Unless a British government makes service seem more attractive and valued, he says, the army’s combat units will remain “hollowed out”, to use a favoured phrase of the generals. One of the two divisions Britain pledges to Nato is supposed to be combat-ready, but nobody believes this to be so.

But now we come to what may be Hasting’s real thesis. “Most new defence money is going to support maritime capability, Johnson’s vision of ‘global Britain’”, he complains.

Yet, he argues, the Ukraine invasion almost immediately exposed as unrealistic the “Indo-Pacific tilt”, proclaimed by the government in 2021’s Integrated Review.

Whatever the outcome of the [Ukrainian] war, he argues, it seems essential for us to contribute to permanent Nato tripwire forces in Poland and the Baltic states, to deter further Russian aggression.

Like it or not, he proclaims, Europe is our continent. Yet all European army formations, to be capable of taking the field, rely on the support of American artillery and missile systems. In the event of war the RAF is tasked to provide a “day one” interdiction capability over the battlefield, but nobody believes it could do so.

He complains that all procurement suffers from the political imperative to buy British, despite the poor delivery records of the UK major players, and also complains that almost no orders have yet been placed for munitions to rebuild our shrunken war reserve stocks, since the cupboard was stripped – rightly – to help arm the Ukrainians.

The French-owned Thales, he says, is hampered by a continent-wide shortage of fuses and guidance systems and struggles to manufacture seven anti-tank missiles a day, maybe 15 minutes’ consumption on a “hot” battlefield. The Ukraine experience, he says, emphasises the importance of big munitions stockpiles.

In Hastings’s book, all these shortcomings reflect decades of neglect, together with some shockingly bad procurement decisions, often politically driven. He also has a “thing” about the current CDS, Tony Radakin – a man appointed by Johnson because he won favour as an optimist, a “booster”, with a similar mindset to that of the then prime minister.

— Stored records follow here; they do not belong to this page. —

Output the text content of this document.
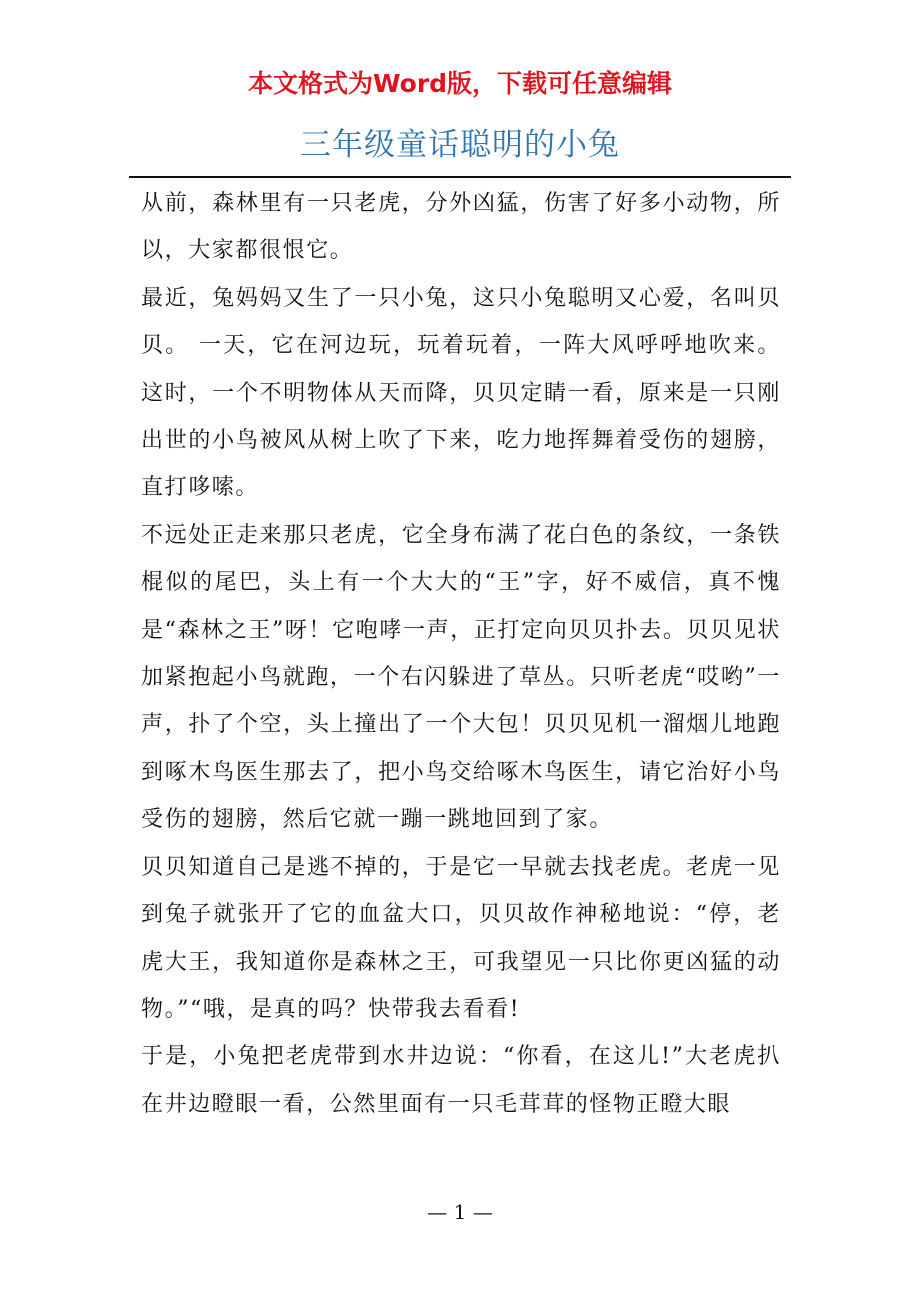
本文格式为Word版，下载可任意编辑
三年级童话聪明的小兔

从前，森林里有一只老虎，分外凶猛，伤害了好多小动物，所以，大家都很恨它。

最近，兔妈妈又生了一只小兔，这只小兔聪明又心爱，名叫贝贝。 一天，它在河边玩，玩着玩着，一阵大风呼呼地吹来。这时，一个不明物体从天而降，贝贝定睛一看，原来是一只刚出世的小鸟被风从树上吹了下来，吃力地挥舞着受伤的翅膀，直打哆嗦。

不远处正走来那只老虎，它全身布满了花白色的条纹，一条铁棍似的尾巴，头上有一个大大的“王”字，好不威信，真不愧是“森林之王”呀！它咆哮一声，正打定向贝贝扑去。贝贝见状加紧抱起小鸟就跑，一个右闪躲进了草丛。只听老虎“哎哟”一声，扑了个空，头上撞出了一个大包！贝贝见机一溜烟儿地跑到啄木鸟医生那去了，把小鸟交给啄木鸟医生，请它治好小鸟受伤的翅膀，然后它就一蹦一跳地回到了家。

贝贝知道自己是逃不掉的，于是它一早就去找老虎。老虎一见到兔子就张开了它的血盆大口，贝贝故作神秘地说：“停，老虎大王，我知道你是森林之王，可我望见一只比你更凶猛的动物。”“哦，是真的吗？快带我去看看!

于是，小兔把老虎带到水井边说：“你看，在这儿!”大老虎扒在井边瞪眼一看，公然里面有一只毛茸茸的怪物正瞪大眼

— 1 —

This is the man, incidentally, who argued two years ago that climate change was creating the “new security risks”, with the emphasis on the Chinese threat to shipping lanes.

Hastings takes Radakin to task for a “notably complacent speech” to the Royal United Services Institute last month, when he said: “I remain optimistic and confident about our security… Our operational advantage comes not from the mass but through disproportionate effect… Britain is an expeditionary rather than a continental power”.

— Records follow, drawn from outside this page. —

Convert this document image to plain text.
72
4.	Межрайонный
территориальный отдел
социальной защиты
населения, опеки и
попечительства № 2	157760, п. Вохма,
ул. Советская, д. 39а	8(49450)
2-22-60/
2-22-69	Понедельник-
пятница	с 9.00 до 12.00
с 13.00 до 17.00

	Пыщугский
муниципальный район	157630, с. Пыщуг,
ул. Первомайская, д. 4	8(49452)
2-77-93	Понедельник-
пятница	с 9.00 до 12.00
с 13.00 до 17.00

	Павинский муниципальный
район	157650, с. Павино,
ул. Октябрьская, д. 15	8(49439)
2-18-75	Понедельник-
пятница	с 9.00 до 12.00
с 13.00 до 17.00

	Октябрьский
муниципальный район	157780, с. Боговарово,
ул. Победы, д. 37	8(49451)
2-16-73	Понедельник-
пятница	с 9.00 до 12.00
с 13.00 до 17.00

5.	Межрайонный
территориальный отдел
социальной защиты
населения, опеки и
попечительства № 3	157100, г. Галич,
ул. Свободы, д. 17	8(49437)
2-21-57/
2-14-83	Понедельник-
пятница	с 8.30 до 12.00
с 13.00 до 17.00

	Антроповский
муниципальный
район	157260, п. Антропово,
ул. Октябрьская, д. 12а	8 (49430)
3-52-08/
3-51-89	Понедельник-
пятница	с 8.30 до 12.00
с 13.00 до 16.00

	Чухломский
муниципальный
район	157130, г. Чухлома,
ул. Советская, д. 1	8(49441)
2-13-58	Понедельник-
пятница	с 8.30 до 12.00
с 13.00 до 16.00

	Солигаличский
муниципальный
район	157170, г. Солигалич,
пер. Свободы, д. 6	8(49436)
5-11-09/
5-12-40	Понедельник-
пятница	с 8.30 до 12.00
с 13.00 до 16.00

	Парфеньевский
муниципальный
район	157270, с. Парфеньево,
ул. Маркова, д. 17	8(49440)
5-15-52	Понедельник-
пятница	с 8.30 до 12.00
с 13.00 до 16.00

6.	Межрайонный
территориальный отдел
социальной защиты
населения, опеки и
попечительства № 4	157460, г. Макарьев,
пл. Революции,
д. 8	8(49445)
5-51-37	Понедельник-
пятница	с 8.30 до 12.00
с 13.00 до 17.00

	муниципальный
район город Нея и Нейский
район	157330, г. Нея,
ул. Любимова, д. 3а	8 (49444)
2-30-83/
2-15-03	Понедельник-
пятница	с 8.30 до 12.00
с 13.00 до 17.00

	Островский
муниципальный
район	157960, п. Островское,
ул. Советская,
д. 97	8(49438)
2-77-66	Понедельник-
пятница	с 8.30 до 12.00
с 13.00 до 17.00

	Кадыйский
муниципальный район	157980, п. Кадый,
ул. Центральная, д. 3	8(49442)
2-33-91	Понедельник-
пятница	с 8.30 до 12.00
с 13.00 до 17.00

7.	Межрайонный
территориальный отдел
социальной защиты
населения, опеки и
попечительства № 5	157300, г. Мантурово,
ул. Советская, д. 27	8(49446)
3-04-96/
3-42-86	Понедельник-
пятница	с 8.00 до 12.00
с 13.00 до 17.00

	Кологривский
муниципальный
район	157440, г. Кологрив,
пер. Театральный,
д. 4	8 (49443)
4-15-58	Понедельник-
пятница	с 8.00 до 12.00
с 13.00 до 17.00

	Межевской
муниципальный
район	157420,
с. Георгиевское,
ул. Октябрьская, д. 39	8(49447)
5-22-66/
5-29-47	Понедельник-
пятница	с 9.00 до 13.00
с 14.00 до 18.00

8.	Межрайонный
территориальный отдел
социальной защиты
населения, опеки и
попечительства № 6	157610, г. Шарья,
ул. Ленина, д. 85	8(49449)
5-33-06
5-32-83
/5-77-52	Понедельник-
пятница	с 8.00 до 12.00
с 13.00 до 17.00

The admiral enthused about “the post-Brexit opportunity and ambition”, and declared his conviction that Russia is well down the path to defeat in Ukraine. He said nothing about the issues Hastings has raised. He appears to believe an aircraft-carrier-led “Indo-Pacific tilt” is still credible.

Hasting’s problem is that those responsible for our armed forces are not facing the realities imposed by contemporary defence requirements, and argues that they need to adopt policies that preserve our descendants from the peril of becoming doomed, in so doing, “exploiting the scantiest commodity in modern government: honesty”.

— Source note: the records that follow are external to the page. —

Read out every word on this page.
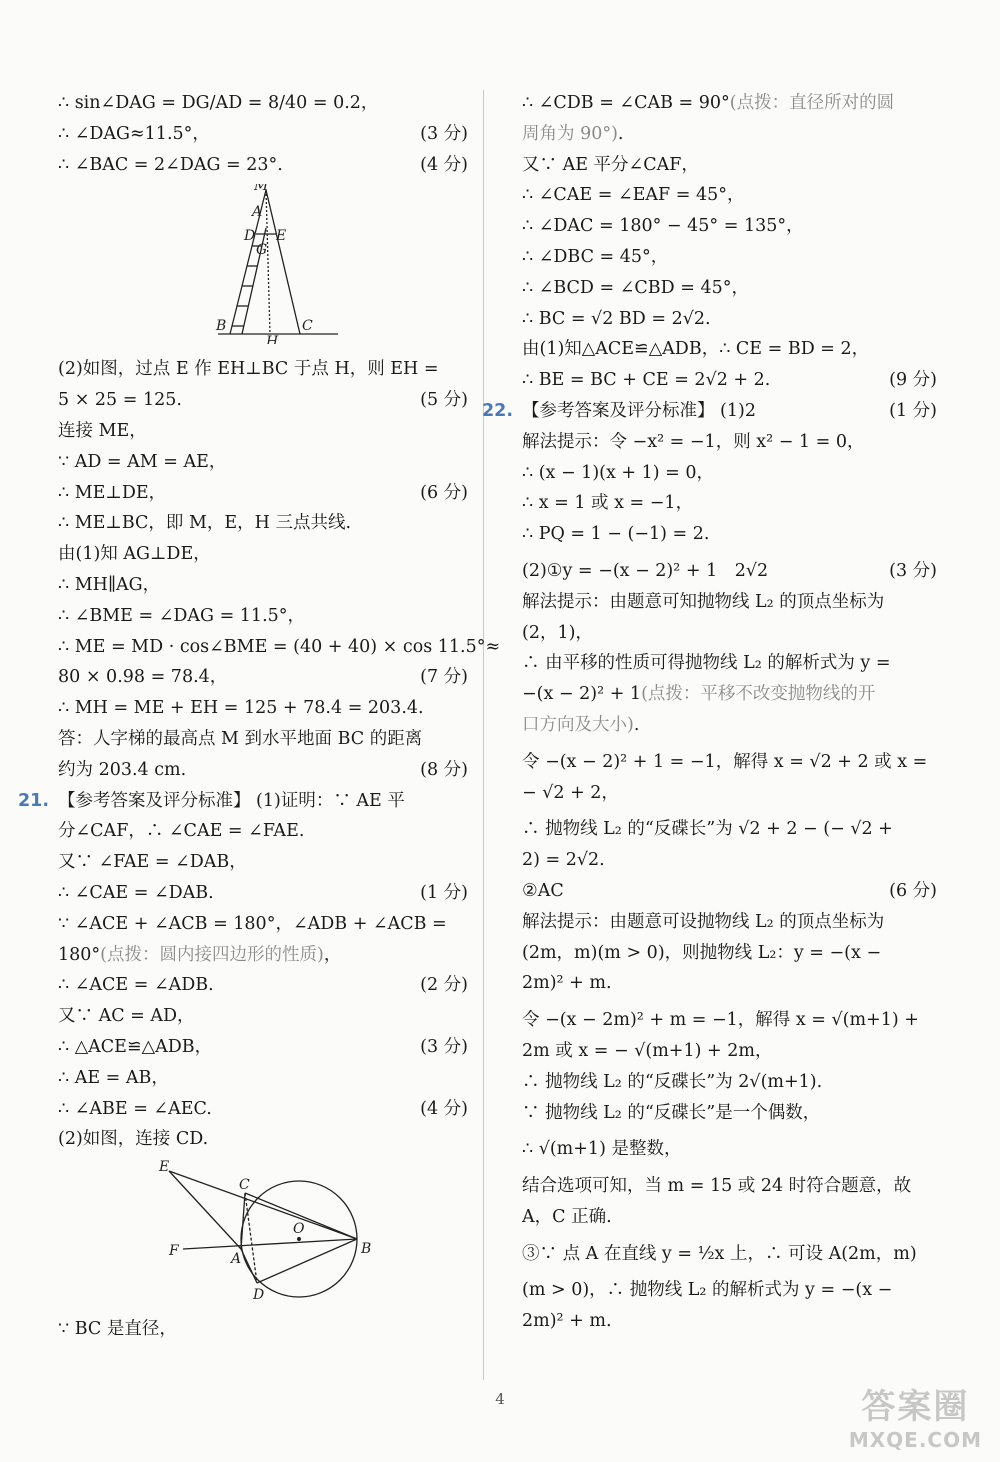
∴ sin∠DAG = DG/AD = 8/40 = 0.2，
∴ ∠DAG≈11.5°，	(3 分)
∴ ∠BAC = 2∠DAG = 23°.	(4 分)
M
A
D E
G
B	C
H
(2)如图，过点 E 作 EH⊥BC 于点 H，则 EH =
5 × 25 = 125.	(5 分)
连接 ME，
∵ AD = AM = AE，
∴ ME⊥DE，	(6 分)
∴ ME⊥BC，即 M，E，H 三点共线.
由(1)知 AG⊥DE，
∴ MH∥AG，
∴ ∠BME = ∠DAG = 11.5°，
∴ ME = MD · cos∠BME = (40 + 40) × cos 11.5°≈
80 × 0.98 = 78.4，	(7 分)
∴ MH = ME + EH = 125 + 78.4 = 203.4.
答：人字梯的最高点 M 到水平地面 BC 的距离
约为 203.4 cm.	(8 分)
21. 【参考答案及评分标准】 (1)证明：∵ AE 平
分∠CAF，∴ ∠CAE = ∠FAE.
又∵ ∠FAE = ∠DAB，
∴ ∠CAE = ∠DAB.	(1 分)
∵ ∠ACE + ∠ACB = 180°，∠ADB + ∠ACB =
180°(点拨：圆内接四边形的性质)，
∴ ∠ACE = ∠ADB.	(2 分)
又∵ AC = AD，
∴ △ACE≌△ADB，	(3 分)
∴ AE = AB，
∴ ∠ABE = ∠AEC.	(4 分)
(2)如图，连接 CD.
E
C
O
F	A
B
D
∵ BC 是直径，
∴ ∠CDB = ∠CAB = 90°(点拨：直径所对的圆
周角为 90°).
又∵ AE 平分∠CAF，
∴ ∠CAE = ∠EAF = 45°，
∴ ∠DAC = 180° − 45° = 135°，
∴ ∠DBC = 45°，
∴ ∠BCD = ∠CBD = 45°，
∴ BC = √2 BD = 2√2.
由(1)知△ACE≌△ADB，∴ CE = BD = 2，
∴ BE = BC + CE = 2√2 + 2.	(9 分)
22. 【参考答案及评分标准】 (1)2	(1 分)
解法提示：令 −x² = −1，则 x² − 1 = 0，
∴ (x − 1)(x + 1) = 0，
∴ x = 1 或 x = −1，
∴ PQ = 1 − (−1) = 2.
(2)①y = −(x − 2)² + 1　2√2	(3 分)
解法提示：由题意可知抛物线 L₂ 的顶点坐标为
(2，1)，
∴ 由平移的性质可得抛物线 L₂ 的解析式为 y =
−(x − 2)² + 1(点拨：平移不改变抛物线的开
口方向及大小).
令 −(x − 2)² + 1 = −1，解得 x = √2 + 2 或 x =
− √2 + 2，
∴ 抛物线 L₂ 的“反碟长”为 √2 + 2 − (− √2 +
2) = 2√2.
②AC	(6 分)
解法提示：由题意可设抛物线 L₂ 的顶点坐标为
(2m，m)(m > 0)，则抛物线 L₂：y = −(x −
2m)² + m.
令 −(x − 2m)² + m = −1，解得 x = √(m+1) +
2m 或 x = − √(m+1) + 2m，
∴ 抛物线 L₂ 的“反碟长”为 2√(m+1).
∵ 抛物线 L₂ 的“反碟长”是一个偶数，
∴ √(m+1) 是整数，
结合选项可知，当 m = 15 或 24 时符合题意，故
A，C 正确.
③∵ 点 A 在直线 y = ½x 上，∴ 可设 A(2m，m)
(m > 0)，∴ 抛物线 L₂ 的解析式为 y = −(x −
2m)² + m.
4	答案圈
MXQE.COM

That’s all we get for the moment, but it’s a start. We do need that debate about the shape our military forces should take, and realistic assessments of what they should cost us – and how we get value for money. This may not be quite so pressing as the debate over the future of the NHS, or our energy policy, but it is one we must have.

I wonder though whether we, as a nation, are even capable of having it.